"La Ligue ne se borne pas à prendre en charge la portion de justice inscrite dans la loi ; elle veut inscrire dans la loi la totalité de la justice." Victor BASCH au Congrès de 1929. Il a été président de la LDH de 1926 à 1944. Il fut assassiné avec sa femme Ilona par la milice française le 10 janvier 1944.

mercredi 18 avril 2018

Comité de solidarité avec la Catalogne - Cumitatu di sulidarità cù à Catalunya : présentation du Manifeste de la solidarité avec la Catalogne en conférence de presse

Manifeste de la solidarité avec la Catalogne
Pour adhérer au manifeste écrire à sulidaritacatalunya@gmail.com

Pour tous les peuples, la démocratie demeure une conquête précieuse et fragile. Elle est sans cesse mise à l’épreuve et exige de la même façon la vigilance des citoyens.
Aujourd’hui, les évènements qui se déroulent en Catalogne nous inspirent la plus vive inquiétude.

Arrestations et incarcérations de responsables associatifs et politiques ; violences policières contre des manifestants dignes et pacifiques ; mesures répressives contre des fonctionnaires, des députés, des maires, des médias, des entreprises ; mise sous tutelle étatique d’une institution régionale, coupure du réseau Internet et d’autres réseaux de télécommunication : au nom de la défense et de la restauration de l’ordre constitutionnel, le gouvernement espagnol avec l’appui de l’appareil judiciaire , multiplie les violations de l’Etat de droit.
Les droits civiques et politiques sont particulièrement atteints : la liberté de parole et de réunion pacifique, le droit à l’information, celui de manifester librement et pacifiquement. Nous refusons cette dérive répressive.
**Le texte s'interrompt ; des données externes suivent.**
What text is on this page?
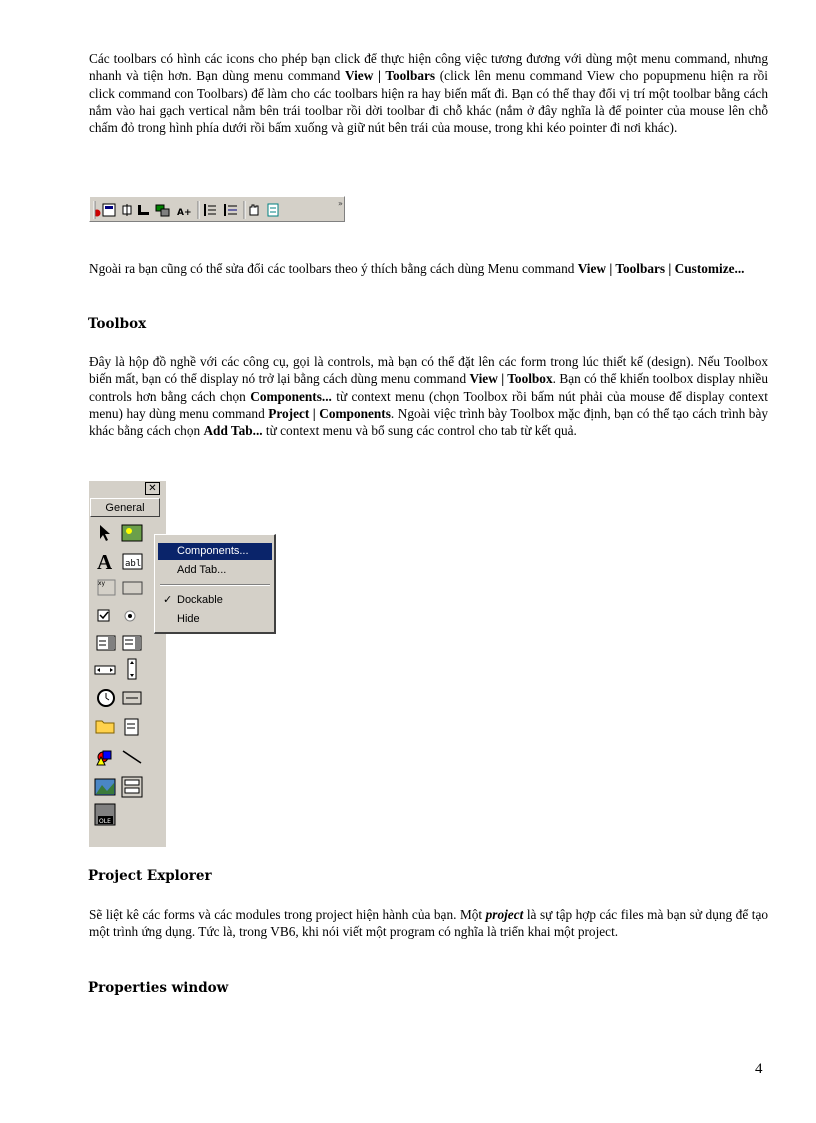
Các toolbars có hình các icons cho phép bạn click để thực hiện công việc tương đương với dùng một menu command, nhưng nhanh và tiện hơn. Bạn dùng menu command View | Toolbars (click lên menu command View cho popupmenu hiện ra rồi click command con Toolbars) để làm cho các toolbars hiện ra hay biến mất đi. Bạn có thể thay đổi vị trí một toolbar bằng cách nắm vào hai gạch vertical nằm bên trái toolbar rồi dời toolbar đi chỗ khác (nắm ở đây nghĩa là để pointer của mouse lên chỗ chấm đỏ trong hình phía dưới rồi bấm xuống và giữ nút bên trái của mouse, trong khi kéo pointer đi nơi khác).

A+
»

Ngoài ra bạn cũng có thể sửa đổi các toolbars theo ý thích bằng cách dùng Menu command View | Toolbars | Customize...

Toolbox

Đây là hộp đồ nghề với các công cụ, gọi là controls, mà bạn có thể đặt lên các form trong lúc thiết kế (design). Nếu Toolbox biến mất, bạn có thể display nó trở lại bằng cách dùng menu command View | Toolbox. Bạn có thể khiến toolbox display nhiều controls hơn bằng cách chọn Components... từ context menu (chọn Toolbox rồi bấm nút phải của mouse để display context menu) hay dùng menu command Project | Components. Ngoài việc trình bày Toolbox mặc định, bạn có thể tạo cách trình bày khác bằng cách chọn Add Tab... từ context menu và bổ sung các control cho tab từ kết quả.

✕
General
A abl
xy
OLE
Components...
Add Tab...
✓ Dockable
Hide

Project Explorer

Sẽ liệt kê các forms và các modules trong project hiện hành của bạn. Một project là sự tập hợp các files mà bạn sử dụng để tạo một trình ứng dụng. Tức là, trong VB6, khi nói viết một program có nghĩa là triển khai một project.

Properties window

4
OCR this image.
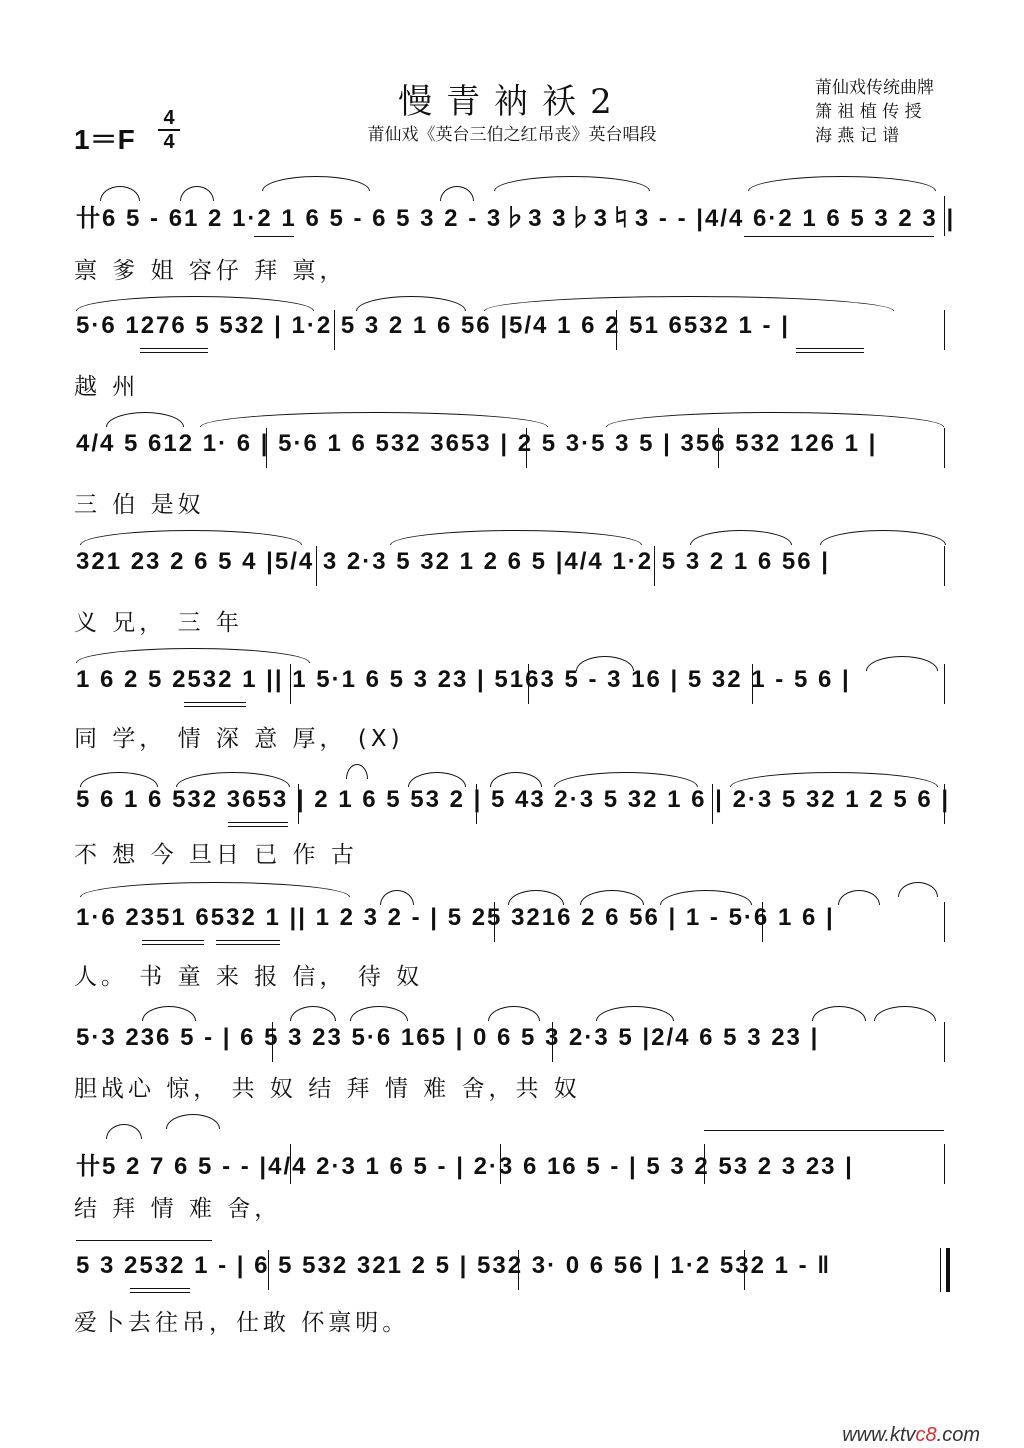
慢青衲袄2
莆仙戏《英台三伯之红吊丧》英台唱段
1＝F
4
4
莆仙戏传统曲牌
箫 祖 植 传 授
海 燕 记 谱
卄6 5 - 61 2 1·2 1 6 5 - 6 5 3 2 - 3♭3 3♭3♮3 - - |4/4 6·2 1 6 5 3 2 3 |
禀 爹 姐 容仔 拜 禀，
5·6 1276 5 532 | 1·2 5 3 2 1 6 56 |5/4 1 6 2 51 6532 1 - |
越 州
4/4 5 612 1· 6 | 5·6 1 6 532 3653 | 2 5 3·5 3 5 | 356 532 126 1 |
三 伯 是奴
321 23 2 6 5 4 |5/4 3 2·3 5 32 1 2 6 5 |4/4 1·2 5 3 2 1 6 56 |
义 兄， 三 年
1 6 2 5 2532 1 || 1 5·1 6 5 3 23 | 5163 5 - 3 16 | 5 32 1 - 5 6 |
同 学， 情 深 意 厚， (X)
5 6 1 6 532 3653 | 2 1 6 5 53 2 | 5 43 2·3 5 32 1 6 | 2·3 5 32 1 2 5 6 |
不 想 今 旦日 已 作 古
1·6 2351 6532 1 || 1 2 3 2 - | 5 25 3216 2 6 56 | 1 - 5·6 1 6 |
人。 书 童 来 报 信， 待 奴
5·3 236 5 - | 6 5 3 23 5·6 165 | 0 6 5 3 2·3 5 |2/4 6 5 3 23 |
胆战心 惊， 共 奴 结 拜 情 难 舍，共 奴
卄5 2 7 6 5 - - |4/4 2·3 1 6 5 - | 2·3 6 16 5 - | 5 3 2 53 2 3 23 |
结 拜 情 难 舍，
5 3 2532 1 - | 6 5 532 321 2 5 | 532 3· 0 6 56 | 1·2 532 1 - ‖
爱卜去往吊，仕敢 伓禀明。
www.ktvc8.com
Nous en appelons à l’Union Européenne. Celle-ci ne peut fermer les yeux sur la violation de l’Etat de droit en Espagne au prétexte d’une affaire intérieure à ce pays. Ce serait abdiquer des droits et des libertés fondamentales garantis par la Convention Européenne des Droits de l’Homme, par la Déclaration Universelle des Droits de l’Homme et par les articles 2 et 6 du Traité de Lisbonne qui est la loi fondamentale de l’UE.

Des juges en Europe refusent cette répression politique. Ils n’appliquent pas le mandat d’arrêt européen. Ils s’opposent à l’extradition de dirigeants catalans poursuivis par Madrid et réfugiés dans leur pays. Des comités de solidarité avec la Catalogne s’organisent également partout en France et en Europe. Ils interpellent les gouvernements et l’UE. Ils font un travail d’information pour mobiliser les opinions européennes. Ils rappellent que le débat sur l’indépendance appartient aux Catalans. Ce qui les mobilise, c’est la démocratie. Le Comité que nous avons créé en Corse s’inscrit pleinement dans cette démarche.

Pour tous les peuples, la démocratie demeure une conquête précieuse et fragile. En Espagne, elle a fini par s’installer après la mort d’un dictateur dans son lit. Mais malgré une structuration globalement démocratique de l’Etat espagnol, ce pays ne connaît toujours pas un début de règlement de son passé franquiste. C’est ainsi que l’on est encore à la recherche de 130 000 corps, disparus de la guerre civile, et que les familles des victimes demandent toujours justice.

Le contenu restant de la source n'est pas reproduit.